It is important to note where PM Harper's political base is situated, and that is squarely in the Alberta oil sands; gas and oil interests, the big polluters (and other regional neo-con players and corporations with a stake in upholding the status quo) greased Harper and his crew up for their oozy path to Ottawa.  
The current Conservative Party-led government (Harper's govt.)is currently in a tenuous minority led situation in parliament- When you add it up, they are outnumberd by the other three parties represented in Parliament, those including the Liberal Party (for whom Stephane Dion, former environment minister is now the leader), the NDP (New Democratic Party), and the Bloc Quebecois; the cabinet shuffle is just treading water, buying time in the hopes that the Conservatives will continue to get by brokering alternating deals bowing to the Bloc's interests, or those of the NDP- this all smacks of a spring election, and a last-ditch effort at cowing to real Canadians' real concerns.
Hopefully Canadians will remember that Harper's government did away with the grants and/or incentives program that saw Canadians receive refunds or tax credits when properly winterizing or renovating their homes to be more energy efficient, and that until recently the party line was to continue denying the validity of science indicative of our influence on global warming/climate change... and that's just scratching the surface of a recently greenwashed cabinet.
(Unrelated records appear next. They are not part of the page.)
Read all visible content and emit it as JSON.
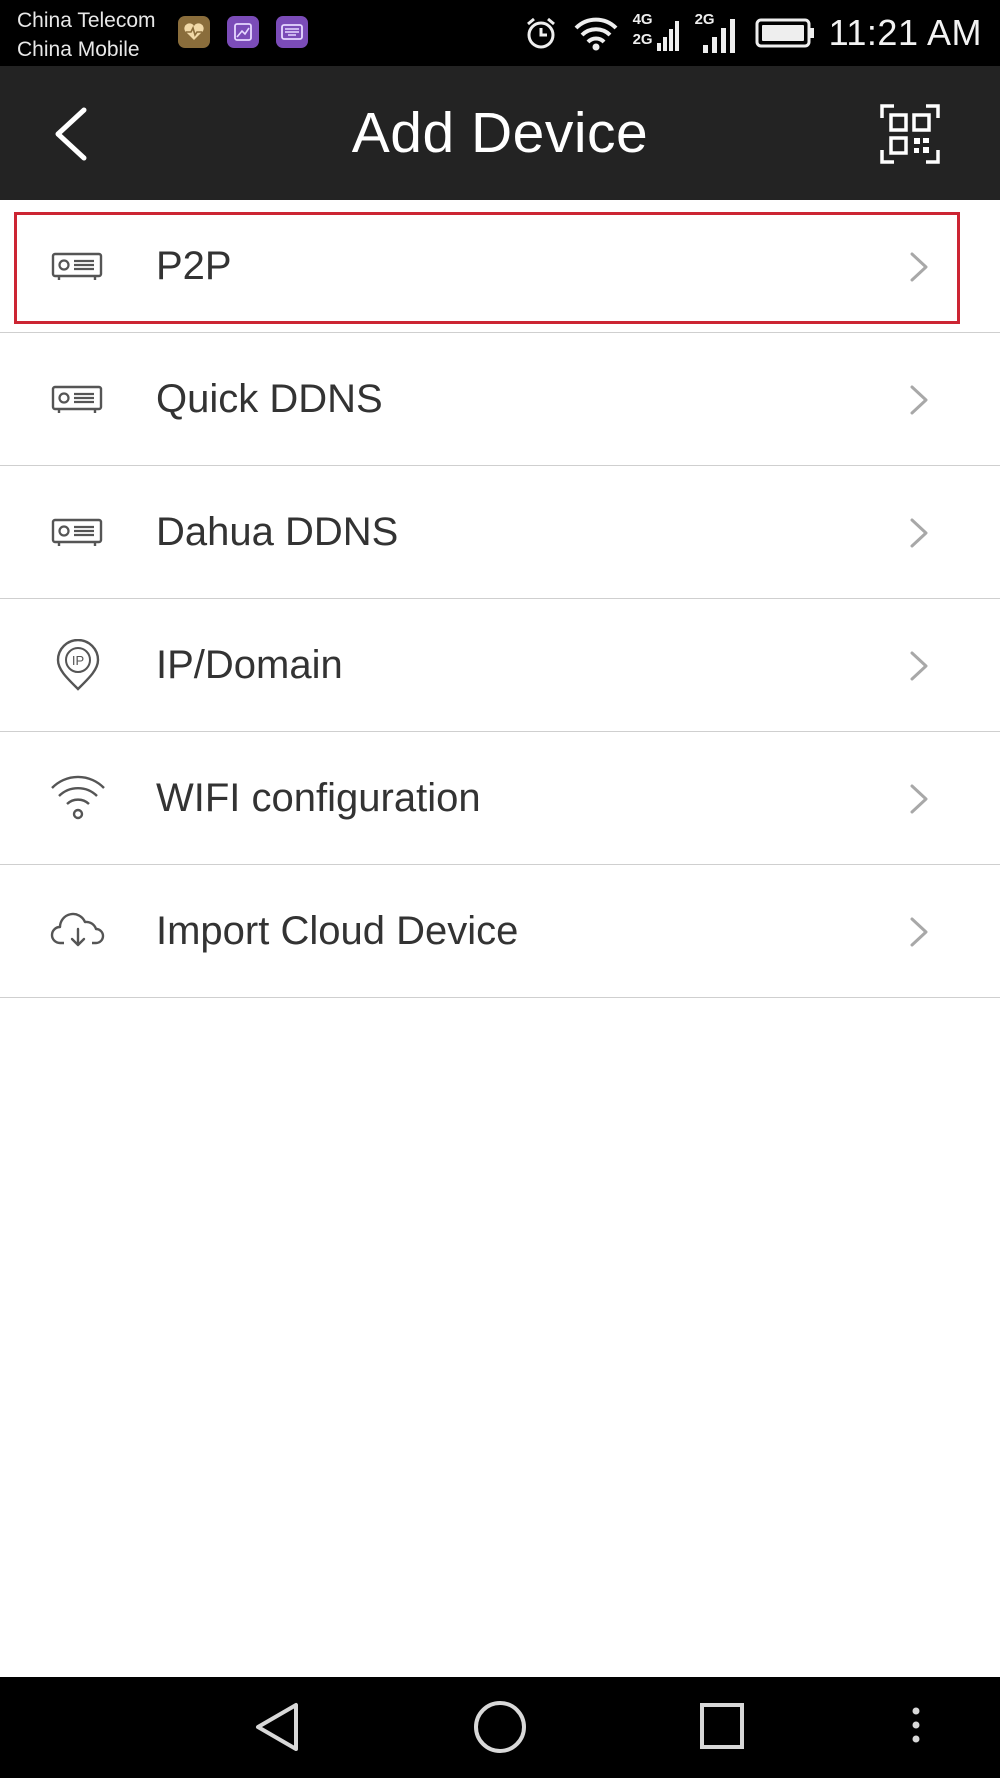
{
  "status_bar": {
    "carrier_1": "China Telecom",
    "carrier_2": "China Mobile",
    "network_1": "4G",
    "network_2": "2G",
    "network_3": "2G",
    "time": "11:21 AM"
  },
  "header": {
    "title": "Add Device"
  },
  "menu": {
    "items": [
      {
        "label": "P2P",
        "icon": "device-recorder-icon"
      },
      {
        "label": "Quick DDNS",
        "icon": "device-recorder-icon"
      },
      {
        "label": "Dahua DDNS",
        "icon": "device-recorder-icon"
      },
      {
        "label": "IP/Domain",
        "icon": "ip-pin-icon",
        "icon_text": "IP"
      },
      {
        "label": "WIFI configuration",
        "icon": "wifi-icon"
      },
      {
        "label": "Import Cloud Device",
        "icon": "cloud-download-icon"
      }
    ],
    "highlighted_item": "P2P"
  },
  "colors": {
    "status_bar": "#000000",
    "app_bar": "#232323",
    "highlight_border": "#cc2533",
    "row_text": "#333333",
    "divider": "#cfcfcf"
  }
}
"My cats' breath smells like rat poo."
cats and environmental virtue

Thanks, Hillbilly, this is an interesting comment.  By the way, does the Bloc Quebecois have a strong environmental position?

The second of the linked Globe and Mail articles, which offers such homely and down-to-earth details about the principals in this story that it rather makes Canada look like a town of 7,000, mentions the Harpers' real commitment to the welfare of cats, including their being foster-guardians to homeless cats.  That is a great and good thing.  But I cannot help wondering if that experience in any way affects PM Harper's reaction to scenes of the slaughter of young harp seals in waters off Canada's Atlantic coast, carried out by Canadians.

It is noteworthy that Pope Benedict XVI is another famous aelurophile, though I doubt he has done as much for cat welfare as the Harpers.  

Of course, aelurophilia sometimes has been played for irony: E.g., in the 1960s, in James Bond spin-offs, it was a bit of a cliche', almost a sight-gag, to have the arch-villain hold a beautiful little cat, to which he was clearly attached.  To be sure, he was also very devoted to his pool of piranhas ...

But then, here is a not unrelated datum, of unclear significance: Immediately after the execution of Saddam Hussein, the US military nurse who had attended him while he was imprisoned mentioned in an interview that Saddam was always very polite, and liked to work in the small garden that adjoined his room; and he would save scraps of food from his meals, and feed them to the birds, which gave him great pleasure.  What a sweet, lovable old grandfather!

Chickens deserve our true friendship! So do fish! So do other sentient beings! Let us learn to be kind.